Grace Dent, writing for The Guardian, heaped similar praise on the storyline as she paid tribute to the legendary character: "So, farewell Mike Baldwin. Laid on the cobbles in front of the Kabin, this week Mike took his last breaths, clutched to the breast of his nemesis Ken Barlow, witnessed by Rita and Emily, both neighbours of 30 years. A peculiarly fitting end to the cockney king of knickers. He'll be sadly missed. No more Mike Baldwin in his Edinburgh Woollen Mill golfing jerseys and smart-casual slacks, sneaking a fine single malt and a lamb hotpot.

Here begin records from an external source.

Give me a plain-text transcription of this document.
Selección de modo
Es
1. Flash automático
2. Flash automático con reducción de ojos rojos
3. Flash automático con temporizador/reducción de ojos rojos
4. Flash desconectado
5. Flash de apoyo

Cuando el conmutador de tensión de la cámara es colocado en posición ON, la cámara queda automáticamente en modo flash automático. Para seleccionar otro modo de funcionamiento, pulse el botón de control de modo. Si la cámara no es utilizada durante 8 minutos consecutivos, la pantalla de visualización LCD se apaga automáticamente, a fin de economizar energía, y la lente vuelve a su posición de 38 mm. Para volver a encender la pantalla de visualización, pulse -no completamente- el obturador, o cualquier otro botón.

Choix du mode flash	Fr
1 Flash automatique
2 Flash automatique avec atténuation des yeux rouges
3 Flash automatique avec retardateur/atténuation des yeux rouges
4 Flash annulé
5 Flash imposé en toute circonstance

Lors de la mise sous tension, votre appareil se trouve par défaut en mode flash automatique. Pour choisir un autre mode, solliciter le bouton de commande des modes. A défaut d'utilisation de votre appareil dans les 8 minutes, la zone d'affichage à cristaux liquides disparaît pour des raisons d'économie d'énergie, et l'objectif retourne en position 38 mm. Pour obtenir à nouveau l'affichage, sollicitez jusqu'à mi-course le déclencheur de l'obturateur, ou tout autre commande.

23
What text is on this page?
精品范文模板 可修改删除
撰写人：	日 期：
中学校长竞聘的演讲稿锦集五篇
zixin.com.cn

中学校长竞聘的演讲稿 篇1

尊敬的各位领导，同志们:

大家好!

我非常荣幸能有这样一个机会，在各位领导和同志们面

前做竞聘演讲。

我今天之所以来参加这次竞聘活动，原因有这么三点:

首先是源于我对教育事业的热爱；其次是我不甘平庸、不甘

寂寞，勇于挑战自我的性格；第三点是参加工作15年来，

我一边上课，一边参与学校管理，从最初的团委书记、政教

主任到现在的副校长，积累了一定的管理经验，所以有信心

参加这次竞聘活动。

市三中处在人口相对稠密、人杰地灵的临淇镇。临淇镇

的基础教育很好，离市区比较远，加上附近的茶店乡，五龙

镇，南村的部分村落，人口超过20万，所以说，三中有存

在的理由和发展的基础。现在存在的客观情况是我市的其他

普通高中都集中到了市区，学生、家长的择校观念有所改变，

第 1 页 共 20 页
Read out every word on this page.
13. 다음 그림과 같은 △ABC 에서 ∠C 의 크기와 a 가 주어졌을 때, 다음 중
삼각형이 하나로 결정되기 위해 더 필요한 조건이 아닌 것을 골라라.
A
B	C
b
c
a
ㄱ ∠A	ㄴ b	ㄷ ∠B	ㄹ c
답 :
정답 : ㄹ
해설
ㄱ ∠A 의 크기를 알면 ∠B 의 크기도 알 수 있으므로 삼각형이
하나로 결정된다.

No more clashes with Fizz over shoddy stitching, or scanning the obituaries for wealthy widows to woo. No more boozy afternoons at the 19th hole. Literally the end of an era. Although Mike's decline from Alzheimer's was bleak and harrowing, there were bittersweet moments to his final days: Imaginary meetings with Bet Lynch, Alma Halliwell and his mother; Chess with Chesney; and a day out in town with old flame Deirdre. The time, at last, to watch Ready Steady Cook and wear pyjamas until tea-time."